Барон тоже не усмотрел ничего неподобающего в веселости Пепи, напротив, слушал его с дружелюбной улыбкой. Похоже, что благовонные испарения опьянили отважных спелеологов, так что зародившееся накануне альпинистское братство расцвело прелестной фиалкой, благоухание которой не терялось среди ароматов пещерных вод.
— Как ты думаешь, Пепи, не удастся ли тебе записать эту мелодию нотами? — спросил барон.
В первый раз за долгие годы совместной жизни ему пришло в голову просить верного мавра об интеллектуальной, так сказать, услуге.
— Даже если нам удастся поймать одну из этих рыб, вероятно, из-за ее размеров мы не сможем доставить ее наружу живой.

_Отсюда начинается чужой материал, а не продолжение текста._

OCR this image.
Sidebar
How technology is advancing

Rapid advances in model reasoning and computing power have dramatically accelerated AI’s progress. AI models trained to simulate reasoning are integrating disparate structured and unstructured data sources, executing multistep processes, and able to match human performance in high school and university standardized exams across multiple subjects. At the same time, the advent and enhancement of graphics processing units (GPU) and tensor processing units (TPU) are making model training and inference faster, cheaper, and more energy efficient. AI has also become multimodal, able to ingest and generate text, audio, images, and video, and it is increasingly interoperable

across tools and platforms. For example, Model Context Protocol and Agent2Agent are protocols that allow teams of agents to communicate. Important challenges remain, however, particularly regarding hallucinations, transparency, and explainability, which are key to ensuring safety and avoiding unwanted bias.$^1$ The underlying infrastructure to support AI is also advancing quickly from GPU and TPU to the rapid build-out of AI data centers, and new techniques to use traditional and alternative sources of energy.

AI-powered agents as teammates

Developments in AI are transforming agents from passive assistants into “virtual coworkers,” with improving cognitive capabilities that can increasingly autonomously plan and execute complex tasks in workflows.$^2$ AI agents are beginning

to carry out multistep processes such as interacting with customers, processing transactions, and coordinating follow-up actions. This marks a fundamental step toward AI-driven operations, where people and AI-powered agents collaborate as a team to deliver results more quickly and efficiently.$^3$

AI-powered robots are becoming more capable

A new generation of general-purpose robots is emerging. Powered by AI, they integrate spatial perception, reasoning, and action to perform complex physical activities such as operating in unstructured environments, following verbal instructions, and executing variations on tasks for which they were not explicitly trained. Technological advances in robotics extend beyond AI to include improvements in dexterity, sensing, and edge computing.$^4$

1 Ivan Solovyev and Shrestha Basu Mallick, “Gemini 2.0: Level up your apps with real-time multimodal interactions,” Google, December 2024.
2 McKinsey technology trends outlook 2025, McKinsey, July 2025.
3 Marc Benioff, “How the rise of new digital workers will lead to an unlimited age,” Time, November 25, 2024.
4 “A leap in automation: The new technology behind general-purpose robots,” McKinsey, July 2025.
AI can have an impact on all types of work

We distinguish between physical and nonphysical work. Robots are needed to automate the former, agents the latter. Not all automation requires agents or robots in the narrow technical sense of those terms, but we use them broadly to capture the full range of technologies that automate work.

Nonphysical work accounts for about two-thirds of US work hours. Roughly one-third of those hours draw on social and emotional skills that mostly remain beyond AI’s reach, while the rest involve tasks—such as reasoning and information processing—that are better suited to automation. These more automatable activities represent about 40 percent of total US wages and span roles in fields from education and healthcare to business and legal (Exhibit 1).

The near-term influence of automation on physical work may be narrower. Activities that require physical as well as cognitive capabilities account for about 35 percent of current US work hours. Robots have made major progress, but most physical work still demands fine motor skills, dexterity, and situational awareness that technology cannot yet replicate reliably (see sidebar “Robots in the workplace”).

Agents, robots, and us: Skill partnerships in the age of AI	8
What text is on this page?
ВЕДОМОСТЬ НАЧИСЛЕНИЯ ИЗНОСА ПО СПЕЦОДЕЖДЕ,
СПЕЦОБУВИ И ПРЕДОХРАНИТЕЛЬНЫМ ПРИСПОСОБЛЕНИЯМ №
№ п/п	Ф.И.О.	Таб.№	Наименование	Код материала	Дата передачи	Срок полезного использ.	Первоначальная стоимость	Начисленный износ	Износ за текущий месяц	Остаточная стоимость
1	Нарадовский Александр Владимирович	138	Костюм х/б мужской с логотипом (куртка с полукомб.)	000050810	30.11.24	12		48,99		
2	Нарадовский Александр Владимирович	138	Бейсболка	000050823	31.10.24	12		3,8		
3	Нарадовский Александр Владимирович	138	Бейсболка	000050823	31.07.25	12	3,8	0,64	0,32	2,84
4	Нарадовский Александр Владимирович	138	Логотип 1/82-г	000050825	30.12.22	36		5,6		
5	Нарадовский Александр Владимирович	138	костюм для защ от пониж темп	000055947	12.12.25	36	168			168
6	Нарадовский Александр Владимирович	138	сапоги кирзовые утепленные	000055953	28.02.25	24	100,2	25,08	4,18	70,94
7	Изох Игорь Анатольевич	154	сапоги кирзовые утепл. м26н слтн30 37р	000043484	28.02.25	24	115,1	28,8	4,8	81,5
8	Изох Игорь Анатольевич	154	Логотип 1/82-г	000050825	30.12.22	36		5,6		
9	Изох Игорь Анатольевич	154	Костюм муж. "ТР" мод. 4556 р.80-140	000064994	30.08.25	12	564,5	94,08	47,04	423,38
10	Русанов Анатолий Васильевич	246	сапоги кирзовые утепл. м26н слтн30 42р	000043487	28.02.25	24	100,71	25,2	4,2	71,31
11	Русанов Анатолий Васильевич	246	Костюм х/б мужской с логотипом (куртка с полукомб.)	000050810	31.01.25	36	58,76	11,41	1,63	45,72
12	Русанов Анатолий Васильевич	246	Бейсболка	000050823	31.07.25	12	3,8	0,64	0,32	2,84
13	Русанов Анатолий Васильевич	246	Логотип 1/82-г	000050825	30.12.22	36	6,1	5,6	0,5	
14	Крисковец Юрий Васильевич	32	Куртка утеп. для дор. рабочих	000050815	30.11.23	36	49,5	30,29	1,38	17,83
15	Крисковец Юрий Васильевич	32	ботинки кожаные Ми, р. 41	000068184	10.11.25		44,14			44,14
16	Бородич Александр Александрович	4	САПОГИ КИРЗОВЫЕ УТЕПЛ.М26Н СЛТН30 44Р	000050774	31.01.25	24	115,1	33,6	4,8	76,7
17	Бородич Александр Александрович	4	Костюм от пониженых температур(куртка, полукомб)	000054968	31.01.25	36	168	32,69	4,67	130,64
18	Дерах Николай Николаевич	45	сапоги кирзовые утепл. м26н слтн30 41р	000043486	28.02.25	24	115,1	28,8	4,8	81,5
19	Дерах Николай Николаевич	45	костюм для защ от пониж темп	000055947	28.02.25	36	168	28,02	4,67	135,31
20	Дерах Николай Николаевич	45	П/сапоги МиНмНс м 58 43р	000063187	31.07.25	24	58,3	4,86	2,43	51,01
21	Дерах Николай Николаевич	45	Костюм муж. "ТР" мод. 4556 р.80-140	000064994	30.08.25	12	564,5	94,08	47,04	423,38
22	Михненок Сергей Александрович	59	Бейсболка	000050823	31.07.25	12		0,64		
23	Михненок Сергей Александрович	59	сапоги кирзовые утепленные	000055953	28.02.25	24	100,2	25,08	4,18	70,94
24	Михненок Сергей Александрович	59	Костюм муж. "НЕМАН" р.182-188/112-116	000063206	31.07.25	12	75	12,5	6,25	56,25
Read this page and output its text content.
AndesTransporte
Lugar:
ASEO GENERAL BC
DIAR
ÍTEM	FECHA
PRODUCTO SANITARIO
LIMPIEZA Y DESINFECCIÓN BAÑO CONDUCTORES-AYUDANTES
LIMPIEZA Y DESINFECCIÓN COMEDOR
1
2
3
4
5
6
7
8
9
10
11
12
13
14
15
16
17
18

И было бы очень ценно, если бы у нас остались какие-то свидетельства этого потрясающего пения. Крайне аппроксимативные, но все же лучше, чем ничего.
— Аппрок…
— Я хотел сказать: приблизительные.
— Ну конечно, г-н барон! Я хорошо умею записывать мелодии нотами. До приезда в Европу я просто наигрывал то, что слышал или что мне приходило в голову. А в цирке папа г-жи Сампротти, он был у нас поваром, научил меня читать ноты, он всегда говорил, что играть просто так — это совершенные пустяки.
— Великолепно, Пепи. — Барон достал из заднего кармана бумагу и карандаш для писания под водой. Пепи сел на землю, положил бумагу на стопку запасных пластинок для фотоаппарата и, прикусив кончик языка, аккуратно провел нотные линейки.
— Не спеши и смотри, будь как можно точнее, — сказал барон и подвинул ему свой фонарь. — Сейчас нам все равно больше нечего делать, только мирно ждать, пока они не начнут снова. Надеюсь, певцов не спугнул свет факелов. Я, правда, склоняюсь к предположению, что жизнь в полной тьме или вовсе лишила их зрения, или сделала его очень слабым. Однако было бы крайне странно, если бы эти, столь восхитительно поющие рыбы, не были наделены чрезвычайно тонким слухом. Поэтому тише, Пепи! Когда кончишь, обойдем вокруг озера.
У Пепи был дар на некоторое время запоминать любую мелодию, даже и самую сложную, со всяческими фиоритурами и вариациями темпа, выразительности, интенсивности и инструментовки. Новые мелодии, звучавшие теперь у него в голове, он записывал общепринятыми значками, изображал уверенной рукой на нотных линейках пустые и заштрихованные кружочки, пририсовывал к ним хвостики с одной, двумя, а то и более, закорючками, соединял их широкими смелыми дугами, делил вертикальными штрихами на такты и таким образом перевел неповторимую рыбью увертюру в форму, воспроизводимую в любое время. Барон сидел рядом, курил сигарету и чертил для Пепи нотные линейки. Едва Пепи кончил партию органа, как музыка зазвучала снова. Величественно гремела туба, ей аккомпанировали несколько кларнетов, затем вступили два саксофона и запищала флейта-пикколо. Потом мощные аккорды органа заглушили изящные трели небольших инструментов.